Teachers share words of wisdom about college


Dani Wasserman, Staff Writer

Imagine you are in a lecture hall in college with a class of 150 other students and when the first test was scored, you received the lowest grade. Dr. Samuel Martin, coordinator of student transitions, experienced this exact situation during his freshman year of college, which resulted in him changing his perspective and to work harder to improve his grades. 

 “I wish I had been more studious from the start,” Dr. Martin said. “The lesson I learned was that college moved at a much quicker pace with less room for error.”

College expectations reach a different caliber than that of high school. Students must learn and adjust to the new standards while maintaining strong grades and work ethic, which can be a struggle for many. However, there are many different tips and tricks for success in college. For instance, use proven time management skills or find mentors and like-minded peers. 

“The key was learning how to manage my time,” Dr. Martin said. “I scheduled everything-class time, study time, work time, time at the gym, social time, video game time.” 

 Balancing college with daily life can often be a struggle, and as a result, students may give up or fail. Andrew Gallagher, English teacher, has two reasons for not giving up and pushing through the struggle. 

“One is practical: Dropping out of college is expensive–you take on the debt but get none of the benefits,” Gallagher said. “Over the course of your life, you’ll earn quite a bit more with a diploma than without it. The other reason is that pushing through challenges can help you discover who you are and what you genuinely care about.”

Many students who push through the struggles will often begin to question their major. Many will switch their major halfway through college and find something else they are passionate about, which often causes stress. 

 “I went into college focusing on a professional career-oriented track: journalism, but I was really drawn more to creative writing,” Gallagher said. “I could have been more honest with myself about what I cared about most and saved myself a change in my major.”

Not only is it important to be honest with yourself at the beginning, but also to not be obsessed with the name or reputation of the school. 

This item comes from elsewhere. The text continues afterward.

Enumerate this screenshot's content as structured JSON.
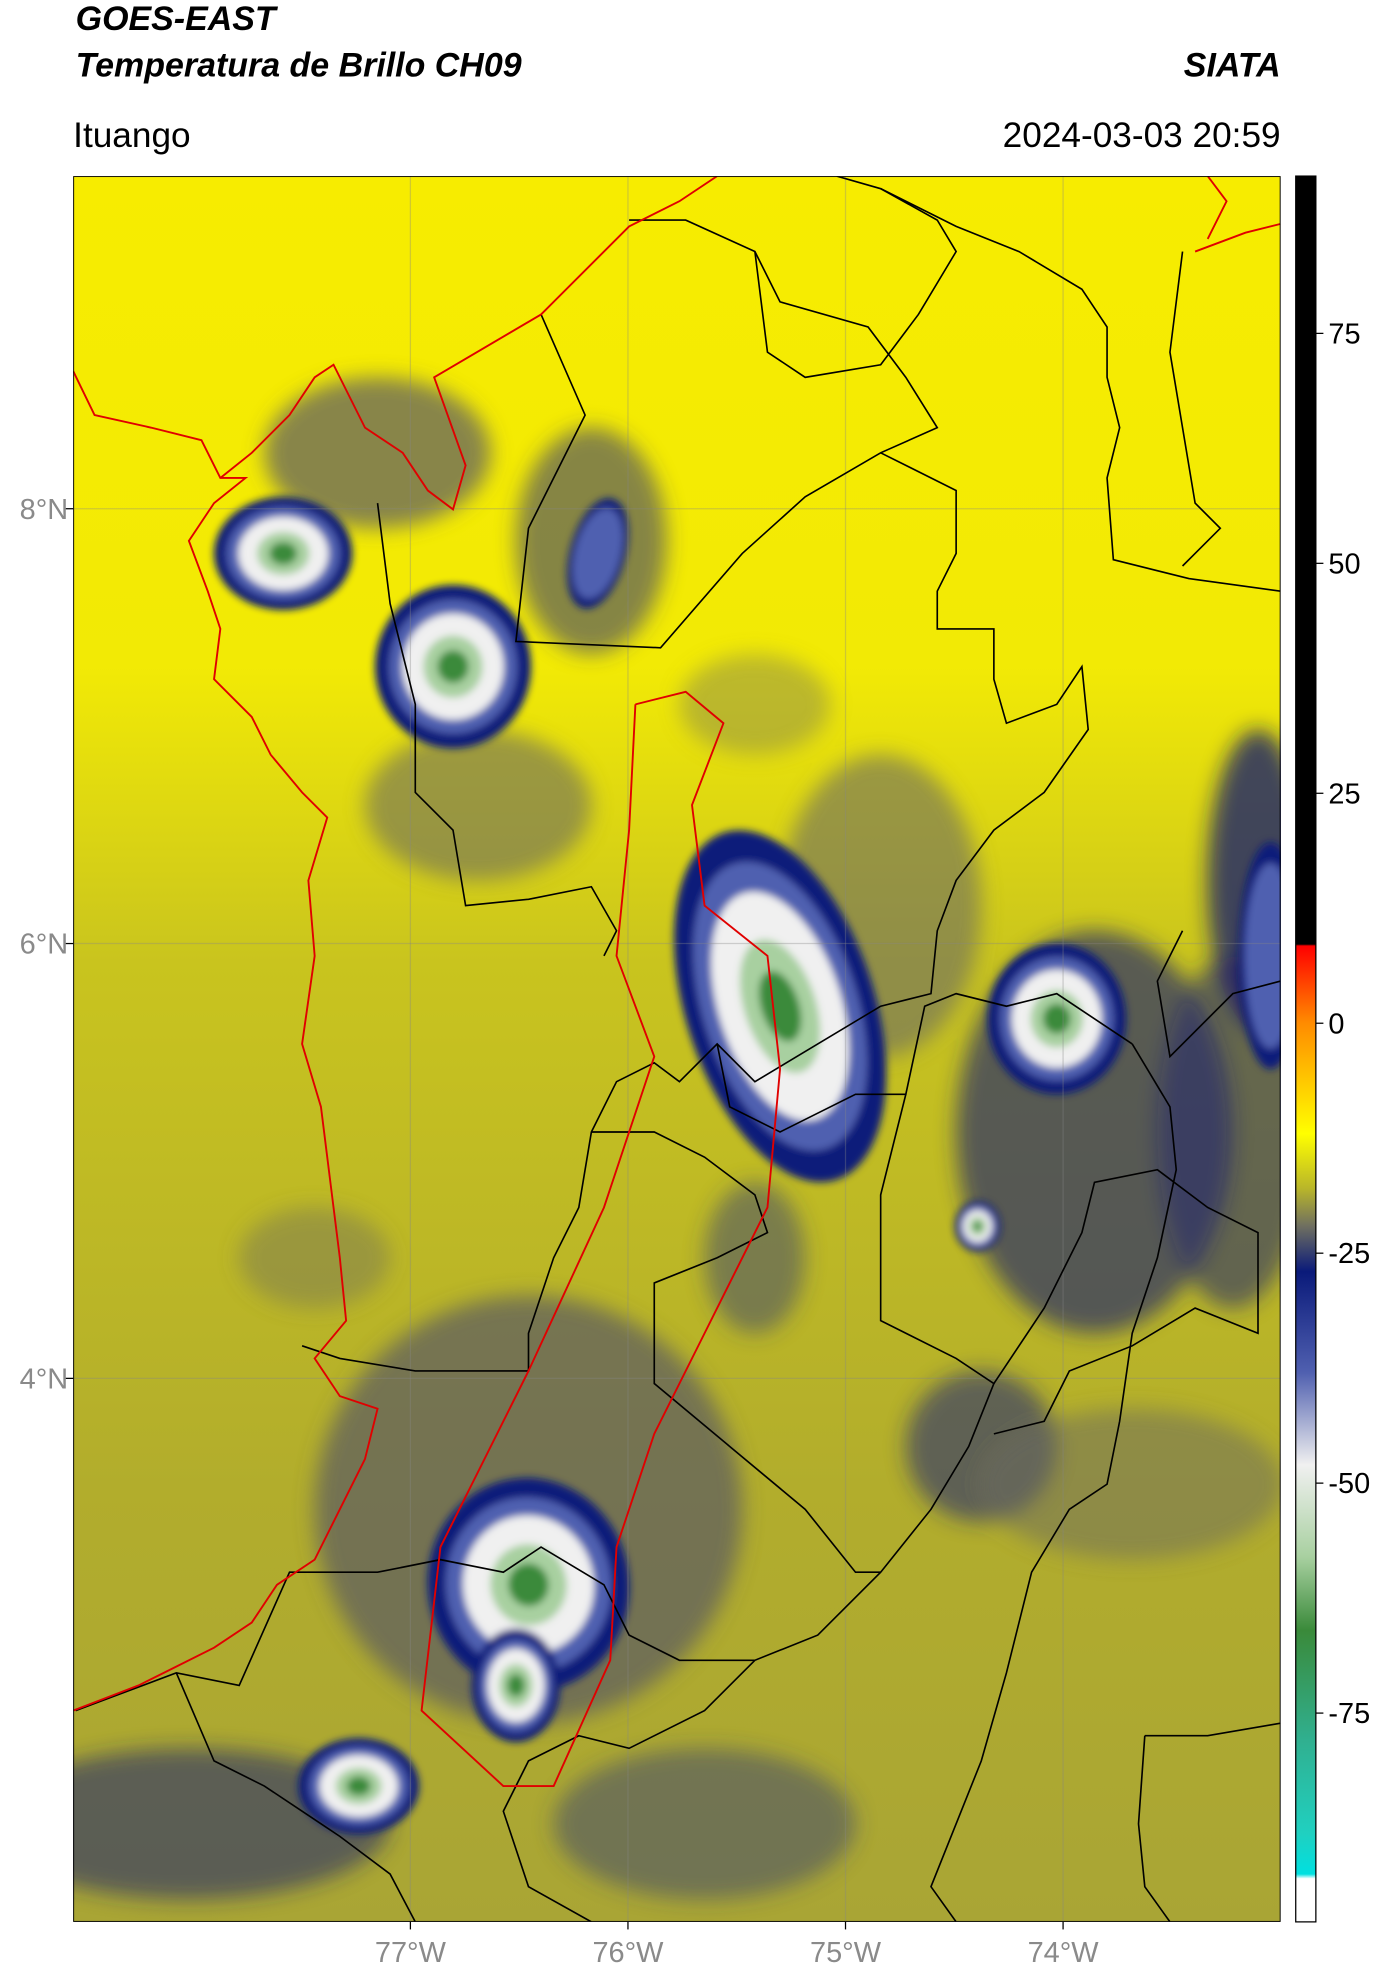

“From my personal experience and that of many of my friends, we didn’t need to go to a private (more expensive) college, when we could have saved a lot of money by just going to a public university,” Samuel Llanos, math teacher, said. “The name of the school attracted us there, but we would have done just as well in our careers had we gone somewhere else. What really matters is what you learn there and how you build your skillset to make yourself more marketable than the next person.”